方问雅他细微的动作尽收眼底,掩去面上的讶异,不动声色地端起桌上的拿铁喝了一口。
在她与晏酩归有限的几次接触中,晏酩归给他的感觉是冷静、高效,万事以利弊为先,从不会为旁的事分神。
可方才那转瞬即逝的笑意,眼尾弯起的弧度,是她从未见过的模样,竟让这张素来冷硬的脸,添了几分鲜活的暖意。
方问雅放下咖啡杯,瓷杯与桌面轻磕出一声脆响。
晏酩归闻声抬眼,将手机塞回内袋,面上的柔和尽数敛去,只剩惯常的沉稳。
“晏总有急事?”方问雅挑眉,语气里带了点打趣,全无方才谈判时的锐利。
晏酩归也不遮掩,指尖轻敲了下合同上刚敲定的条款,唇角噙着点浅淡的笑意,是与方才谈合作时全然不同的松弛:“私事,方总见谅。剩下的条款,让助理对接即可,核心的几条我们已经定了,后续拟好合同我会第一时间签字。”

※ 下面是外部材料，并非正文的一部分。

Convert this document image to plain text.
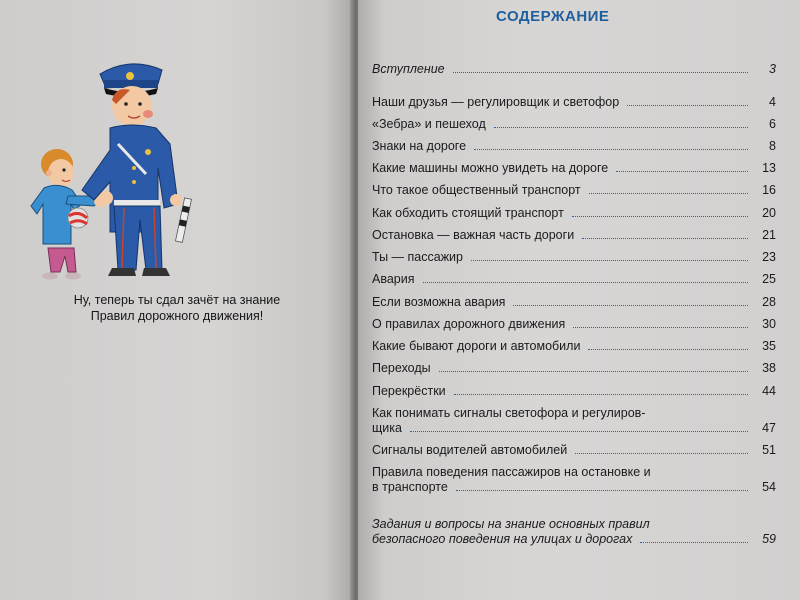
Ну, теперь ты сдал зачёт на знание
Правил дорожного движения!
СОДЕРЖАНИЕ
Вступление	3
Наши друзья — регулировщик и светофор	4
«Зебра» и пешеход	6
Знаки на дороге	8
Какие машины можно увидеть на дороге	13
Что такое общественный транспорт	16
Как обходить стоящий транспорт	20
Остановка — важная часть дороги	21
Ты — пассажир	23
Авария	25
Если возможна авария	28
О правилах дорожного движения	30
Какие бывают дороги и автомобили	35
Переходы	38
Перекрёстки	44
Как понимать сигналы светофора и регулиров-
щика	47
Сигналы водителей автомобилей	51
Правила поведения пассажиров на остановке и
в транспорте	54
Задания и вопросы на знание основных правил
безопасного поведения на улицах и дорогах	59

这话里的急切藏都藏不住,方问雅看他这副模样,莫名想起了家里的某人。
她勾了勾唇,理解道:“既然晏总有急事,那今天就到这儿吧。”
“合作愉快。”晏酩归微微一笑。
方问雅颔首,“合作愉快。”
说完,晏酩归便立刻起身,长腿迈得极快,身影很快出了VIP室,连助理都要快步才能跟上。
方问雅望着那道匆匆的背影,端起咖啡抿了一口,温热的液体滑过喉咙,唇角的笑意却未散去。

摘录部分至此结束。